Hypothetically it's quite likely they might prefer to use it to get a mortgage, since what they'll save on rent will easily cover the 9% they are presumably being charged by then.
This is certainly how my nephew, 30 and just earning enough, now sees it.
But if his gran's money were already gone, he wouldn't have that option.

TiredCatLady · 05/11/2024 21:00

marytuda · 05/11/2024 20:53

You can use saved grandparents or other family cash to pay it all off at any time with no 'early repayment' penalty I understand.
So you could get your child comfortably through uni on the 'student loan', then see how they do, what their prospects on graduation are . . and then pay it all off if you want to.
At some point anyway, if it's an inheritance, they will make that decision one way or another themselves.
Hypothetically it's quite likely they might prefer to use it to get a mortgage, since what they'll save on rent will easily cover the 9% they are presumably being charged by then.
This is certainly how my nephew, 30 and just earning enough, now sees it.
But if his gran's money were already gone, he wouldn't have that option.

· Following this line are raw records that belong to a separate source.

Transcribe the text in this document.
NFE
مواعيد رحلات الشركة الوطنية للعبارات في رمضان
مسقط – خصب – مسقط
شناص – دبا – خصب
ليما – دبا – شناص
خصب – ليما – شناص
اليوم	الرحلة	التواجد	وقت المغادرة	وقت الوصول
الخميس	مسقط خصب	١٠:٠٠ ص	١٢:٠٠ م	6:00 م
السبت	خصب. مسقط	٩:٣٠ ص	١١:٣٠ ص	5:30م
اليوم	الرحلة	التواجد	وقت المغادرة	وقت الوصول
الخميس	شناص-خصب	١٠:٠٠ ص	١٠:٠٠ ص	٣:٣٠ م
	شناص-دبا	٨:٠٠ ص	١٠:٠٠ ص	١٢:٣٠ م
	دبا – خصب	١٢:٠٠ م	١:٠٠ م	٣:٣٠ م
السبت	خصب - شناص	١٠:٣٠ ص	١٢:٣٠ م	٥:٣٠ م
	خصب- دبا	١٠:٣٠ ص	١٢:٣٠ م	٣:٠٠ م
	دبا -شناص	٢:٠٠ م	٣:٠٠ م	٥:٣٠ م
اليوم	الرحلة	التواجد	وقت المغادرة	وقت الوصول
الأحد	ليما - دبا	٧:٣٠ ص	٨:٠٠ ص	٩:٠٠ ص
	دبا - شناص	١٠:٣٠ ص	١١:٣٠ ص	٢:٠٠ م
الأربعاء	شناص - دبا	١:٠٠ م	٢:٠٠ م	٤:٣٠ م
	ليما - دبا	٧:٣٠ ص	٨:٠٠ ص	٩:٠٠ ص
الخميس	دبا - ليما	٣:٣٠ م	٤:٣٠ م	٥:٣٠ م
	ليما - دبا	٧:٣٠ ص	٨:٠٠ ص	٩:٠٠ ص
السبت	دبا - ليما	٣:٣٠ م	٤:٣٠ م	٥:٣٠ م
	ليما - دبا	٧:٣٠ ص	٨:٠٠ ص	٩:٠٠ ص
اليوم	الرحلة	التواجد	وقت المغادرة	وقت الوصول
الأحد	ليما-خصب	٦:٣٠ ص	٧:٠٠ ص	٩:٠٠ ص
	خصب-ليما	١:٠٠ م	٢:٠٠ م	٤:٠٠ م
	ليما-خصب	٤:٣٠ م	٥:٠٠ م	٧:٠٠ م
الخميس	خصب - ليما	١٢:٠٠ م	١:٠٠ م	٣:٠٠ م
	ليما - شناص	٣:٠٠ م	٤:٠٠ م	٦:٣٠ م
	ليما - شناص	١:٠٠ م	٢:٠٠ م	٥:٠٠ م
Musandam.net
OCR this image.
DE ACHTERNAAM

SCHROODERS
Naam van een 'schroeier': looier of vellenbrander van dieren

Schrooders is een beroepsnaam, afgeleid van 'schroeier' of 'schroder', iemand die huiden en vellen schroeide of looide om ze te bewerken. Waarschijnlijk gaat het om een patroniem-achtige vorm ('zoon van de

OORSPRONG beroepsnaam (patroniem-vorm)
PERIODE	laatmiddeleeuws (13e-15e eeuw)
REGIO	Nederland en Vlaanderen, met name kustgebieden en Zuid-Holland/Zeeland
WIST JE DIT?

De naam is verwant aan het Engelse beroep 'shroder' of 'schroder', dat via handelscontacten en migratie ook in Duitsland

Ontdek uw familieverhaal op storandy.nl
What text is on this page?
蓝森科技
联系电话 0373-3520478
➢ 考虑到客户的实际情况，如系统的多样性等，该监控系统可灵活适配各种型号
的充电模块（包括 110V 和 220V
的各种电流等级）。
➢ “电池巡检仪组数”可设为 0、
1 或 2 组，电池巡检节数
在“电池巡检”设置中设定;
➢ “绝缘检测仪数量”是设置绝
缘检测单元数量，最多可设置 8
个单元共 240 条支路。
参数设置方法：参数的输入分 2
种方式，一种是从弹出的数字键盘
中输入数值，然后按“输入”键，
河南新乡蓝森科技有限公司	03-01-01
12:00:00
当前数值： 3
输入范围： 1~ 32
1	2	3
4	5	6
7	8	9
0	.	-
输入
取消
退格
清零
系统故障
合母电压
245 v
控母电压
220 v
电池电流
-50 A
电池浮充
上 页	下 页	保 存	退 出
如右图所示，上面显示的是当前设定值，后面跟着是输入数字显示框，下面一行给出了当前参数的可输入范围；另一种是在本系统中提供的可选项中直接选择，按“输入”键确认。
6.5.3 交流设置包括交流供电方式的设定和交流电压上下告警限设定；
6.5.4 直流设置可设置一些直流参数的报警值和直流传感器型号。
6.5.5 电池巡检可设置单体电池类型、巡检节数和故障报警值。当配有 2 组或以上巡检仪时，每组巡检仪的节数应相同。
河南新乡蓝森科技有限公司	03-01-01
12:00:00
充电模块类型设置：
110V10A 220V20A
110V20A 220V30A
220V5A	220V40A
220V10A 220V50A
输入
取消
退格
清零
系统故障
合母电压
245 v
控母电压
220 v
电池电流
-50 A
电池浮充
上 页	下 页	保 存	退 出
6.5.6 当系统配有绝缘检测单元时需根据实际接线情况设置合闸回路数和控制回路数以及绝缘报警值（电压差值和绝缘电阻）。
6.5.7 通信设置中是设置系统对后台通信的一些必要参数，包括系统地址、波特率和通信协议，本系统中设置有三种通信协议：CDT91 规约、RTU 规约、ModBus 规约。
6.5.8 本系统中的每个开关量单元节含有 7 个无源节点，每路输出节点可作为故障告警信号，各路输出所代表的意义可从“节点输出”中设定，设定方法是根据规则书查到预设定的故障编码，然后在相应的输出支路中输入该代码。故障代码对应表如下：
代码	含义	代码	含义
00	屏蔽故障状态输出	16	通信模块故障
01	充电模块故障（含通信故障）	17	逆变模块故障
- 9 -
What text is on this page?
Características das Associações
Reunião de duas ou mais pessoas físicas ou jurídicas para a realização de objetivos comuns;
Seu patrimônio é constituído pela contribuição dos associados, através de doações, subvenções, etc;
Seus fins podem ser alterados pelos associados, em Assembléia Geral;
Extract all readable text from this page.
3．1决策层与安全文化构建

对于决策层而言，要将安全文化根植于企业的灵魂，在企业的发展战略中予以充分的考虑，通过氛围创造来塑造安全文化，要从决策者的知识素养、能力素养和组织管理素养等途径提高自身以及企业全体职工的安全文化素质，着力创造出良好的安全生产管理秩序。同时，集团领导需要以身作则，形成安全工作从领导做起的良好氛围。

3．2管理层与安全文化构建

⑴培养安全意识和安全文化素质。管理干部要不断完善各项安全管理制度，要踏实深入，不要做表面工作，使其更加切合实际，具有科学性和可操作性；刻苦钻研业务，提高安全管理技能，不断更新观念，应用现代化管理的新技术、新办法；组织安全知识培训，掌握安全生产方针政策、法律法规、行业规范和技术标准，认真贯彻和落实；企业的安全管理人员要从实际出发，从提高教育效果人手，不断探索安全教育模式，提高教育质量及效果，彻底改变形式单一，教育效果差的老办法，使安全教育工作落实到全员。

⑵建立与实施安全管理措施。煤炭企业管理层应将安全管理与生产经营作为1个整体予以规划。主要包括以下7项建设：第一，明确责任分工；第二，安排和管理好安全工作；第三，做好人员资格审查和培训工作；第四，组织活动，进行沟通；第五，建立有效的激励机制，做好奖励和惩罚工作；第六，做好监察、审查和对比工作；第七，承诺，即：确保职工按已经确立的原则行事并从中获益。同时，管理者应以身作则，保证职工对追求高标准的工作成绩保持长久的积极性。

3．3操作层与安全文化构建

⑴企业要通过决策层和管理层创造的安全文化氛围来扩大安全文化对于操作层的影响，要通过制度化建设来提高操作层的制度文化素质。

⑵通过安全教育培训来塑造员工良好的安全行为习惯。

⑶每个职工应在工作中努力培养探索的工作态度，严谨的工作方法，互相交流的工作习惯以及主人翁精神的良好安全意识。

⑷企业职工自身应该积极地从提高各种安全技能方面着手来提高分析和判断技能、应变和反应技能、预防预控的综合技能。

But by the third year, they’ll have taken on maybe £45k of debt which is already accruing interest at 6%+. So they’ll already owe more than £27k + 4% of compounded interest.

MiseryIn · 05/11/2024 21:10

I have wondered about this too.

I flip between thinking it would make sense not to take the loan and then thinking that it might be the cheapest loan she gets to have.

I suppose if your DD isn't going to then need to borrow again later if she spends her inheritance on uni it might make sense.